Echter, het openen van het portier van een auto betreft de uitoefening een bevoegdheid op grond van de Wet Wapens en Munitie, of de Opiumwet indien daarvoor aanwijzingen zouden bestaan, of een doorzoekingsbevoegdheid op grond van het Wetboek van Strafvordering bij een redelijk vermoeden van enig strafbaar feit. Daarvoor bestonden echter nog geen aanwijzingen. De politie mag niet zomaar een autoportier openen en in een auto kijken, zonder een daaraan ten grondslag liggende bevoegdheid.
In onderhavige zaak is er een op een mobiele telefoon gelijkend voorwerp aangetroffen in het portier aan de bestuurderszijde van de auto, zoals ik uw hof zojuist aan de hand van een foto heb getoond. Bij het enkele rondkijken in de auto zou men slechts een voorwerp hebben zien liggen dat vrijwel identiek is aan een mobiele telefoon van het merk Nokia. Met het vinden van de taser moet de betreffende verbalisant dus naar iets op zoek zijn geweest. De vondst van de taser is onrechtmatig, omdat er daaraan voorafgaand geen aanwijzingen waren op grond waarvan de auto mocht worden doorzocht. Mitsdien is het bewijs onrechtmatig verkregen.
Na de vondst van de taser heeft de politie om uitlevering van de drugs gevraagd. Dit betreft de uitoefening van een bevoegdheid op grond van de Opiumwet. Die bevoegdheid is echter ontstaan nadat de taser onrechtmatig was gevonden.
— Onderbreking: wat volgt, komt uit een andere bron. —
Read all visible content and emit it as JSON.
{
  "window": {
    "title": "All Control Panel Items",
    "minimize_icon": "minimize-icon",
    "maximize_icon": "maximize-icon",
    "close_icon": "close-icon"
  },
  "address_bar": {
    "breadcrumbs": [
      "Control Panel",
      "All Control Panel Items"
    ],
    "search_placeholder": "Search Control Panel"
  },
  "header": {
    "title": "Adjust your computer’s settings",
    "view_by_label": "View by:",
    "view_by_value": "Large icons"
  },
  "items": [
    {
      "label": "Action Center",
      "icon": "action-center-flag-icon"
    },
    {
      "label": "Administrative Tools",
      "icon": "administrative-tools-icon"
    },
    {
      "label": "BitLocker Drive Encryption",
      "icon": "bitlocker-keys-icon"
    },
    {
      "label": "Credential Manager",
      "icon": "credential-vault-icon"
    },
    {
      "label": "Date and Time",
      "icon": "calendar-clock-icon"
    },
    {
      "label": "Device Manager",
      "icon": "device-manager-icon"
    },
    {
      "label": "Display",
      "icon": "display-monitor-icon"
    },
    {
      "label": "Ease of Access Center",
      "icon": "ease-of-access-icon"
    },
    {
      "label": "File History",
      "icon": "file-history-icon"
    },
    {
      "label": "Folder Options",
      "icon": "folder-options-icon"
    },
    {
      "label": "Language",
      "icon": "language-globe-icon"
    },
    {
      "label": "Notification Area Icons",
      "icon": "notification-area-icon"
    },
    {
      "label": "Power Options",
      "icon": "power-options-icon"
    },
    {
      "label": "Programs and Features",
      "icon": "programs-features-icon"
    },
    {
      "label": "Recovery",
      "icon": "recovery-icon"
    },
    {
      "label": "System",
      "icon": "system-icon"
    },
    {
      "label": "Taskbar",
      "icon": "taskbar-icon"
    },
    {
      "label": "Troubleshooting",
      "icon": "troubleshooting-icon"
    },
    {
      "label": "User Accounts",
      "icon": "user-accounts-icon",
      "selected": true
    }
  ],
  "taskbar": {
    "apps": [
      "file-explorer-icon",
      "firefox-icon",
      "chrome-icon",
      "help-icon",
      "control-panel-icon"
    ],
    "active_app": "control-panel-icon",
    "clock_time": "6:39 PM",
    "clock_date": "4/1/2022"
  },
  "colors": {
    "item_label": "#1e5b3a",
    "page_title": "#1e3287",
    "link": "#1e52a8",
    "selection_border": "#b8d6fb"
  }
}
Aldus bestaat er causaliteit tussen het onrechtmatig aantreffen van de taser en vervolgens het aantreffen van de speed.
Aan de onrechtmatige uitoefening van bevoegdheden dienen consequenties te worden verbonden.
Mijn cliënt is in zijn belangen geschaad. Namelijk in het belang van rechtszekerheid en rechtsgelijkheid. Artikel 8 EVRM is ook van toepassing op. een voertuig. Het betreft immers de persoonlijke levenssfeer. Het onderzoek is met een inbreuk op die persoonlijke levenssfeer aangevangen. Dat is strijdig met het recht op een eerlijk proces in de zin van artikel 6 EVRM. Het voorgaande dient ertoe te leiden dat het proces-verbaal van bevindingen van opsporingsambtenaren [verbalisant 1] van het bewijs dient te worden uitgesloten, waarna onvoldoende wettig en overtuigend bewijs resteert om tot bewezenverklaring van het ten laste gelegde te kunnen komen.
(…)”
4.3. Het hof heeft dat verweer in het bestreden arrest als volgt samengevat en dienaangaande overwogen:
“De raadsman heeft zich ter terechtzitting in hoger beroep - kort en zakelijk weergegeven - op het standpunt gesteld dat de verdachte van het ten laste gelegde behoort te worden vrijgesproken. De raadsman heeft daartoe aangevoerd dat er sprake is van een onherstelbaar vormverzuim in de zin van artikel 359a van het Wetboek van Strafvordering, aangezien door de opsporingsambtenaren gebruik is gemaakt van een strafvorderlijke bevoegdheid zonder dat daaraan een redelijke verdenking aan enig strafbaar feit ten grondslag heeft gelegen. De raadsman heeft geconcludeerd dat dit verzuim dient te leiden tot uitsluiting van het bewijs van de processen-verbaal van bevindingen op pagina 23 en 25 van het dossier, zodat onvoldoende wettig en overtuigend bewijs resteert om tot bewezenverklaring van de ten laste gelegde feiten te kunnen komen.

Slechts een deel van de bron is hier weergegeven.